You can learn a lot about a winemaker by tasting his wine. In The Accidental Connoisseur, Lawrence Osborne wrote of one wine that smelt of ‘simmering insanity’, reflecting the angry Italian who made it. I didn’t have quite such an extreme reaction to Peter Hahn’s Clos de la Meslerie Vouvray, but I did deduce that he was idealistic, determined, romantic, perhaps a little dogmatic, and given to certain esoteric beliefs.
Having now read his book Angels in the Cellar, I can say that my deductions were mostly right. Hahn is an American whose career as an investment banker came to an end when he suffered a breakdown in the back of a London taxi. He decided to give up the rat race and bought a neglected Vouvray domaine, where he moved with his family to live la belle vie.
So far, so conventional. In some parts of France you can’t throw a grape without hitting a burnout Anglophone tycoon turned gentleman farmer. Hahn, however, decided to do things the hard way, from pruning the vines to making the wine as much as possible by hand. He and his French wife Juliette sometimes take this to extremes: rather than a modern wine press, they use a century-old wood and cast iron one that needs painstaking loading and cleaning out with pitchforks. Here’s a man who likes the ancient ways: even when hosting a raclette party, he spurns the modern electric cheese heater for a candle-powered device.
The book takes the form of an almanac outlining the seasonal work at the domaine, starting in winter and finishing with the vendage in the autumn. Be warned: there’s an awful lot of pruning in the first part, which even viticulture students might find a bit much. But the book has a slow charm that crept up on me. As Hahn is reviving the vineyard, coaxing it back to life, he is doing the same thing for himself. I was reminded of Robert Pirsig’s Zen and the Art of Motorcycle Maintenance, with a damaged man finding comfort and meaning in performing routine jobs well.
Hahn takes much pleasure in the changing of the seasons. There are some vivid moments, such as when he sees a hare fight off a bird of prey which was after its baby: ‘At almost the very second the bird hit its prey, the hare’s mother appeared and jumped on the raptor, punching it with her forelegs.’ Sadly, she was too late to save the leveret. I was disappointed, however, that beyond some references to ‘plants crying’, there’s very little esoterica. Hahn might be a natural winemaker but doesn’t seem to be a follower of the mystical teachings of Rudolf Steiner – so I got that one wrong. But he is definitely a romantic. He writes of his wife:
Every spring, without fail, like the cherry trees and daffodils, Juliette blossoms. I watch her from a distance, see the lightness in her movement… Every year at this time, even as we advance through the years, she seems to me to be more prepossessing and vibrant than ever.

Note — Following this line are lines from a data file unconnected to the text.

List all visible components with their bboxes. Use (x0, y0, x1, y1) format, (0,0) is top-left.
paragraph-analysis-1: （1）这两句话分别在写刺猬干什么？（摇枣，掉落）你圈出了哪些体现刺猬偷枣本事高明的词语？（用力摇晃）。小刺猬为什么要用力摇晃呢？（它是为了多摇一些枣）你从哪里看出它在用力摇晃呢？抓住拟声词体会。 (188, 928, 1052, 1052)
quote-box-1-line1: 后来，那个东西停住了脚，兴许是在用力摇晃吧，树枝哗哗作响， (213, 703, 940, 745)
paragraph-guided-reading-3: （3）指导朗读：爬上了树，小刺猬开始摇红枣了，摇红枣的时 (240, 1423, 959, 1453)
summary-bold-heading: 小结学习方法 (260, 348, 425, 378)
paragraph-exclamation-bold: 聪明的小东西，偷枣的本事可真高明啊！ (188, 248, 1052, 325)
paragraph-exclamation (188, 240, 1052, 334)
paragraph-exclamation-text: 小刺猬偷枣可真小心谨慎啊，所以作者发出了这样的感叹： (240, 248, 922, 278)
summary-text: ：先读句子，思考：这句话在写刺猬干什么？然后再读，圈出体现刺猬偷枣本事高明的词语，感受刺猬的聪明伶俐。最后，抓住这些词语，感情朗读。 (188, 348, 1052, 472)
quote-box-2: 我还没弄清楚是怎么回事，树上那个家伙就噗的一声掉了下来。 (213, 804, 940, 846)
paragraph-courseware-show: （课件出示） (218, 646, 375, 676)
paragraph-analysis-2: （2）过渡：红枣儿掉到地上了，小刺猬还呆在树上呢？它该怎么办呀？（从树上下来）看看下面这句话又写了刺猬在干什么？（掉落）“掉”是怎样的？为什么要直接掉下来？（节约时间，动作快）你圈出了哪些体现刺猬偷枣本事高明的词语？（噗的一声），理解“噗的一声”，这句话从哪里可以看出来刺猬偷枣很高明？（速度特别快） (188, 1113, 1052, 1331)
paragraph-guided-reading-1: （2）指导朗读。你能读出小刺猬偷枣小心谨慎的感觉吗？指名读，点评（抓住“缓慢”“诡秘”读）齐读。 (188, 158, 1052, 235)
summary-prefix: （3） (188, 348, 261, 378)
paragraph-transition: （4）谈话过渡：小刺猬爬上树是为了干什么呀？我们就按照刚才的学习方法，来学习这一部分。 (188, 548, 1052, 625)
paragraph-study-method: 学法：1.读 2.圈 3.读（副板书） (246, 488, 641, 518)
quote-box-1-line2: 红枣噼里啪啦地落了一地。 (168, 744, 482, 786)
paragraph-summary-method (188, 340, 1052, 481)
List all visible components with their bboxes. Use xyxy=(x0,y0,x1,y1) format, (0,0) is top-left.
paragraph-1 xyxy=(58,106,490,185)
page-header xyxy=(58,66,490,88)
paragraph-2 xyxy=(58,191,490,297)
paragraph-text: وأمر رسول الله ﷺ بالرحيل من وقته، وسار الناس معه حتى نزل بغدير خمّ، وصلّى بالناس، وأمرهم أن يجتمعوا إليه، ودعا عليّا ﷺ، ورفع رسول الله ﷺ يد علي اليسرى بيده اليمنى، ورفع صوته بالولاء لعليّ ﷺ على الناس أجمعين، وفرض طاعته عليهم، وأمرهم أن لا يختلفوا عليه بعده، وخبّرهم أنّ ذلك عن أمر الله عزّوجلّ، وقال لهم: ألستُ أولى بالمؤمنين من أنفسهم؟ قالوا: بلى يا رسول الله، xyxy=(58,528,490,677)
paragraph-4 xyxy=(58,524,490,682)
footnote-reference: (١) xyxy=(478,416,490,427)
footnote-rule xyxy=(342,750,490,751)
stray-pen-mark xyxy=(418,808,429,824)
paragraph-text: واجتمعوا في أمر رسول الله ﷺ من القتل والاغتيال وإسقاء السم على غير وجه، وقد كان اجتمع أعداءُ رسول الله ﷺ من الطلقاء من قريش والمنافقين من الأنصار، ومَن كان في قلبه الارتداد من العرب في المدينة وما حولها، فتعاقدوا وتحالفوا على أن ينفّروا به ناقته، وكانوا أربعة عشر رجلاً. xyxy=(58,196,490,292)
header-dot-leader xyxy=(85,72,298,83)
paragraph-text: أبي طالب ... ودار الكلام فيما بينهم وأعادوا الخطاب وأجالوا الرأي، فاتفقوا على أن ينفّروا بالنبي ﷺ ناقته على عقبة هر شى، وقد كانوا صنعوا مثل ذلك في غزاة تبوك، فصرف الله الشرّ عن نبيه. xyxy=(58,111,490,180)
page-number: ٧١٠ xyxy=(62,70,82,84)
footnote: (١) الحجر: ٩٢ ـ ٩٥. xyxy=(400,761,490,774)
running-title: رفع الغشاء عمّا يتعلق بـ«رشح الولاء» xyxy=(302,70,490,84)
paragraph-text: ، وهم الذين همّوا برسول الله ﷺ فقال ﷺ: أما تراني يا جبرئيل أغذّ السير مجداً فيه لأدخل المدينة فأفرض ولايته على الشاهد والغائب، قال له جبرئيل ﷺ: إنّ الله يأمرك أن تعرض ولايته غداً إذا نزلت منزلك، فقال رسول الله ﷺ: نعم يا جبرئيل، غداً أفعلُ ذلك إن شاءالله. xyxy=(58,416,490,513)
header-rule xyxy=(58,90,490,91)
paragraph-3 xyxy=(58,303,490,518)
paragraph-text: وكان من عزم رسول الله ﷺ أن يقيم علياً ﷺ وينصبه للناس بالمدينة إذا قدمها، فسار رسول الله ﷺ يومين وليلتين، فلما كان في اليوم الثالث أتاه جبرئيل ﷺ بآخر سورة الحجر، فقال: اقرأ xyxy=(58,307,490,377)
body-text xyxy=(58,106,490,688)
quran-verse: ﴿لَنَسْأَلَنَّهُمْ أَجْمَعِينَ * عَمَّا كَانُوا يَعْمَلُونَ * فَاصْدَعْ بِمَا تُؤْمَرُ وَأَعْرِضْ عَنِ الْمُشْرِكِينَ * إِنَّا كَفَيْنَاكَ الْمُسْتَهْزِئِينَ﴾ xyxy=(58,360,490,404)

As well as sketches of Juliette and their children, there are descriptions of local people who offer a helping hand, such as the formal, elderly Monsieur Boisnon. These are deftly done, never spilling over into eccentric Frenchman territory. Nobody is caricatured for comic effect. The climax of the book, if that’s not too dramatic a term, is the harvest, which is picked by a group of refugees from Ukraine. The ancient press breaks down and while one of the Ukrainians finds the necessary part, unfortunately ‘it’s in Smolensk’.
These sort of ‘rich man finds peace doing peasant work’ books can be tricky. Sometimes Hahn overdoes the humblebrag, repeating praise for his wines and then saying how it doesn’t interest him. There’s also a paradox at the heart of his enviable lifestyle: it’s the modern connected world of commerce and technology that allows him to do what he does and creates a wealthy middle class willing to pay £40 for a bottle of wine. Yet it is this same economy that destroys rural life with the lure of tech jobs in Paris or London.
But largely he gets away with it because his sincerity is never in doubt. ‘I may not have been the happiest man alive but I felt like I was pretty close,’ he writes at one point. It’s hard not to take pleasure in his quiet contentment and, if you come across a bottle, his wine.